Easter: 3rd Sunday

3rd Sunday of Easter – Cycle C (1995)

We all like the idea of people getting “second chances.” It seems only fair, and it’s deeply ingrained in us. America is a country of second chances, a lot of times you hear it said that it’s the place where everyone can invent themselves all over again. If things don’t work out for you in one career, then just pick another one. If you need to get away from the place where you grew up, then just go somewhere else, maybe to California or Alaska, where everyone gets to start over, no questions asked. Starting over takes guts, we tell one another, and those who can pull it off deserve a pat on the back, or maybe even a made-for-television movie about your inspiring story.

Seen in that light, today’s Gospel should be the perfect story for us. Because if there is ever a gospel which showed someone getting another chance who in almost every respect didn’t deserve it, it has to be this one. The big second chance, of course, is Peter’s. If there were ever anyone who needed a second chance, who felt complete misery at how he had ruined his life, failed at the thing most important to him, and betrayed his friends it had to be him. We hear this familiar story and what we forget is how desolate Peter must have felt before Jesus reappeared to him, a complete failure, the wrong choice from the start, obtusely missing most of the points that Jesus was trying to make while he was alive, and then even worse, watching him die from a distance, afraid to be seen with him. With Jesus’ death, he must have felt as though nothing could ever deliver him from the guilt and the defeat. And so he just went back to fishing.

And of course, he gets this chance to redeem himself. Everything about this story is meant to remind us about how Peter denied that he ever even knew Jesus, earlier in this same Gospel, denied him three times, sitting around a charcoal fire outside of the high priest’s palace in Jerusalem. And now, another fire, another three questions, this time, the answer “Lord, you know that I love you,” that makes up for “I do not know the man.” If anyone ever got new life from the resurrection, it was him.

It’s a moving scene that almost seems to be taking place in a dream world, and it’s satisfying for those of us who like happy endings. And yet like most Gospels, there is a reminder here that even if we like the story, we can leave the scene without noticing its real message.

For one thing, it’s hard to hear this story and not wonder about how we extend this myth of the second chance to the world around us. Because while we know that Peter was due to come out all right in the end, and so we know in advance he deserved it, there is no doubt that we don’t often extend our gift of new life to people we think have betrayed us or let us down. Whether it’s our attitudes towards criminals and punishing them, or keeping our distance from people who have betrayed us personally, or the way we talk about our political leaders, we’re always tempted to fall back on our gut feeling that someone who stiffs us shouldn’t be given the same chance again, and that if they could do it to you once, the odds are you’ll be sorry you’ve got no one to blame the next time but yourself.

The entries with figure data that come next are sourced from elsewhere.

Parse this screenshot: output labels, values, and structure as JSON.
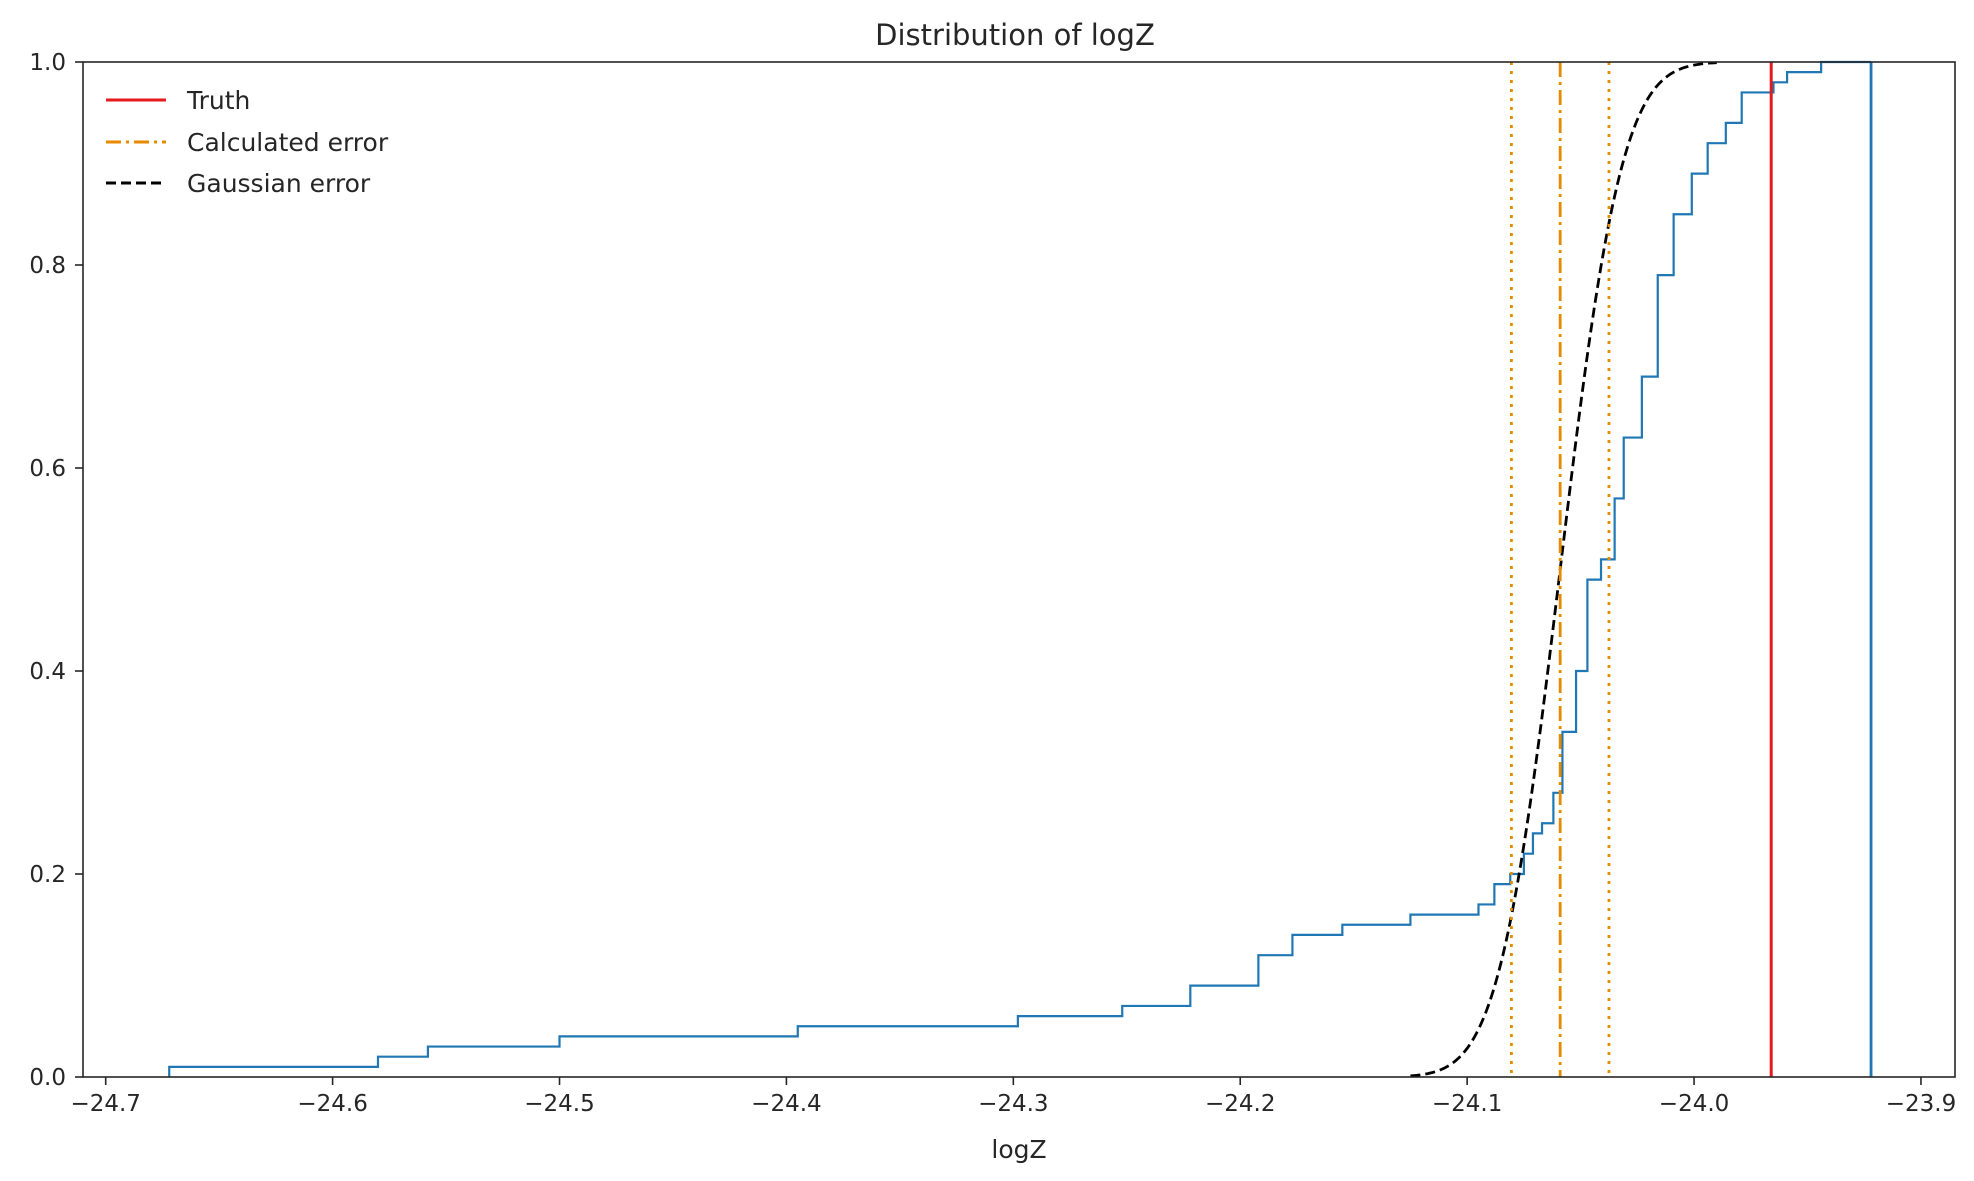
{
  "chart_data": {
    "type": "line",
    "title": "Distribution of logZ",
    "xlabel": "logZ",
    "ylabel": "",
    "xlim": [
      -24.71,
      -23.885
    ],
    "ylim": [
      0.0,
      1.0
    ],
    "xticks": [
      -24.7,
      -24.6,
      -24.5,
      -24.4,
      -24.3,
      -24.2,
      -24.1,
      -24.0,
      -23.9
    ],
    "xtick_labels": [
      "−24.7",
      "−24.6",
      "−24.5",
      "−24.4",
      "−24.3",
      "−24.2",
      "−24.1",
      "−24.0",
      "−23.9"
    ],
    "yticks": [
      0.0,
      0.2,
      0.4,
      0.6,
      0.8,
      1.0
    ],
    "ytick_labels": [
      "0.0",
      "0.2",
      "0.4",
      "0.6",
      "0.8",
      "1.0"
    ],
    "grid": false,
    "legend_position": "top-left",
    "legend": [
      {
        "label": "Truth",
        "color": "#e41a1c",
        "style": "solid"
      },
      {
        "label": "Calculated error",
        "color": "#e68a00",
        "style": "dashdot"
      },
      {
        "label": "Gaussian error",
        "color": "#000000",
        "style": "dashed"
      }
    ],
    "series": [
      {
        "kind": "ecdf-step",
        "color": "#1f77b4",
        "x": [
          -24.672,
          -24.58,
          -24.558,
          -24.5,
          -24.395,
          -24.298,
          -24.252,
          -24.222,
          -24.192,
          -24.177,
          -24.155,
          -24.125,
          -24.095,
          -24.088,
          -24.081,
          -24.075,
          -24.071,
          -24.067,
          -24.062,
          -24.058,
          -24.052,
          -24.047,
          -24.041,
          -24.035,
          -24.031,
          -24.023,
          -24.016,
          -24.009,
          -24.001,
          -23.994,
          -23.986,
          -23.979,
          -23.974,
          -23.965,
          -23.959,
          -23.944,
          -23.938,
          -23.931,
          -23.922
        ],
        "y": [
          0.01,
          0.02,
          0.03,
          0.04,
          0.05,
          0.06,
          0.07,
          0.09,
          0.12,
          0.14,
          0.15,
          0.16,
          0.17,
          0.19,
          0.2,
          0.22,
          0.24,
          0.25,
          0.28,
          0.34,
          0.4,
          0.49,
          0.51,
          0.57,
          0.63,
          0.69,
          0.79,
          0.85,
          0.89,
          0.92,
          0.94,
          0.97,
          0.97,
          0.98,
          0.99,
          1.0,
          1.0,
          1.0,
          1.0
        ]
      },
      {
        "kind": "normal-cdf",
        "color": "#000000",
        "style": "dashed",
        "mean": -24.059,
        "sd": 0.0215,
        "x_range": [
          -24.125,
          -23.99
        ]
      }
    ],
    "vlines": [
      {
        "x": -23.966,
        "color": "#e41a1c",
        "style": "solid"
      },
      {
        "x": -24.059,
        "color": "#e68a00",
        "style": "dashdot"
      },
      {
        "x": -24.0805,
        "color": "#e68a00",
        "style": "dotted"
      },
      {
        "x": -24.0375,
        "color": "#e68a00",
        "style": "dotted"
      },
      {
        "x": -23.922,
        "color": "#1f77b4",
        "style": "solid"
      }
    ]
  }
}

In some cases, of course, we’re right. We are not here to be stupid and allow ourselves to be abused by people who say they’re going to change, and they don’t, and won’t. And yet, it’s hard to hear this reading and not question our willingness to consign so many people to the pile of those who had their chance in life to do the right thing, and missed it.

That brings us to the second chances we give ourselves. Many people are afflicted with the sense of chances missed that Peter surely felt. Like him, perhaps dramatically, perhaps just under the surface of our lives, we feel a sense of regret and guilt, for things we once did wrong, things we wanted to do for ourselves or our families or others and didn’t, lives that we haven’t spent exactly how we thought we would. Yet we tell ourselves that we’re the creatures of the choices we’ve made, what’s done can’t be undone, and we go back to the fishing.

The message today for someone who feels that way, is not that everything’s OK, or that we’re automatically forgiven everything we’ve done wrong or neglected, but that the chance for new life always seems to be in front of us despite our best efforts. Peter needed a lot of second chances in his life, he is the founder of our church and even better, the patron saint of people who fail everyone and need redemption.

Our second chance, and third chance, and fourth chance, is here around the fire somewhere, like him we’re offered the same choices again and again. And yet God for some reason kept coming back to him, as if to tell us, you and everyone else have a chance to answer the questions in your life differently this time. And I’ll keep asking, until your answer is the right one.